I used Next a few years ago, I'm extremely weary of proprietary frameworks. Especially those with VC funds. I've been around long enough to knows what eventually happens to those tools (the company goes bust, no one wants to maintain it, and people move to new things).

I'd be more of a fan of Vercel if they moved ownership of Next.js to the OpenJS Foundation and gave monetary support through that org instead. Obviously this would require movements to have react there as well; but if you cared about nurturing an open ecosystem it seems like the altruistic move.

I'm exploring HTMX for certain use cases at work. That library feels like the only new innovation happening in the web dev world.

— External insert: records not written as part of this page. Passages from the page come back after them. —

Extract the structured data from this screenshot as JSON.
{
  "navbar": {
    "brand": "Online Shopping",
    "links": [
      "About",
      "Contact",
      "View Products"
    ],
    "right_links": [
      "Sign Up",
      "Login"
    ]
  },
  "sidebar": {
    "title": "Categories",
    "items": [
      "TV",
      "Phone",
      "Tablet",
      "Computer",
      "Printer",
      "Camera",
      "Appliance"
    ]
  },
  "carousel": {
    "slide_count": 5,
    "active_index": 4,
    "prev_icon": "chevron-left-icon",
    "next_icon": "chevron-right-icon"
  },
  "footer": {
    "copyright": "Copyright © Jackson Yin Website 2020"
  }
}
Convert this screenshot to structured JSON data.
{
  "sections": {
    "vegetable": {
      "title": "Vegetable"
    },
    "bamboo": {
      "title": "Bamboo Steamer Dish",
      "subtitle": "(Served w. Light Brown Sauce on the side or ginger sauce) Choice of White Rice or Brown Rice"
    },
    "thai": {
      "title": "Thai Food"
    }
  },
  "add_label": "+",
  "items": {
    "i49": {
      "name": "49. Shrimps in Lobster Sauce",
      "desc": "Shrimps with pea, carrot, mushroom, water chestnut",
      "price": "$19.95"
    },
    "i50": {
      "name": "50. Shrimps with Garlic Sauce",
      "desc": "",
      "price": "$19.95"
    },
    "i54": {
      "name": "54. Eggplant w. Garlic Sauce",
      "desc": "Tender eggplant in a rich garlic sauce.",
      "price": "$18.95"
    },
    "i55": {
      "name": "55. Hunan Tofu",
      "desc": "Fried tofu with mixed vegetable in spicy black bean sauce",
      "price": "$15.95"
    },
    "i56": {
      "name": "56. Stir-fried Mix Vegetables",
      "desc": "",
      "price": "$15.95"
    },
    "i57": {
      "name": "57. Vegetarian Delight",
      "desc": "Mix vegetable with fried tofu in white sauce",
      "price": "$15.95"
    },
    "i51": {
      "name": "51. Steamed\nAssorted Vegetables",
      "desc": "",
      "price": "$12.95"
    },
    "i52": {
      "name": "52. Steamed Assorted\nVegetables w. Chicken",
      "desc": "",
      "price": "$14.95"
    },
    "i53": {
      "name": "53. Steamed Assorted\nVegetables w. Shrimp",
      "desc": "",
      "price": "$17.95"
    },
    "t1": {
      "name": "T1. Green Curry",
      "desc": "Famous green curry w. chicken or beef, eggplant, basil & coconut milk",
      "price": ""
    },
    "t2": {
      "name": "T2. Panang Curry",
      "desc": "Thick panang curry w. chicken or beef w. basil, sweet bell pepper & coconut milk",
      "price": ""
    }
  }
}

All the other frameworks are way too "same-y." Angular, react, svelte, solid, vue; they're all riffing off each other which is fine, but none of them really offer something completely substantial from one another. Just different syntax, with different bundle sizes, with different performance.

HTMX is just wildly different in that regard.

I think you are confusing a productive language with a productive ecosystem.

Using typescript and next maybe you are super productive writing code, but in the big scheme of things you are not productive if you have to reinvent the wheel and write your own framework.

Neither Next nor typescript will give you an integrated solution for translations, background jobs, schedules, validation, ORM, queues, file uploads, authentication, authorization, etc.

Granted, you’re super fast writing typescript but we are not talking about the same kind of productivity I think.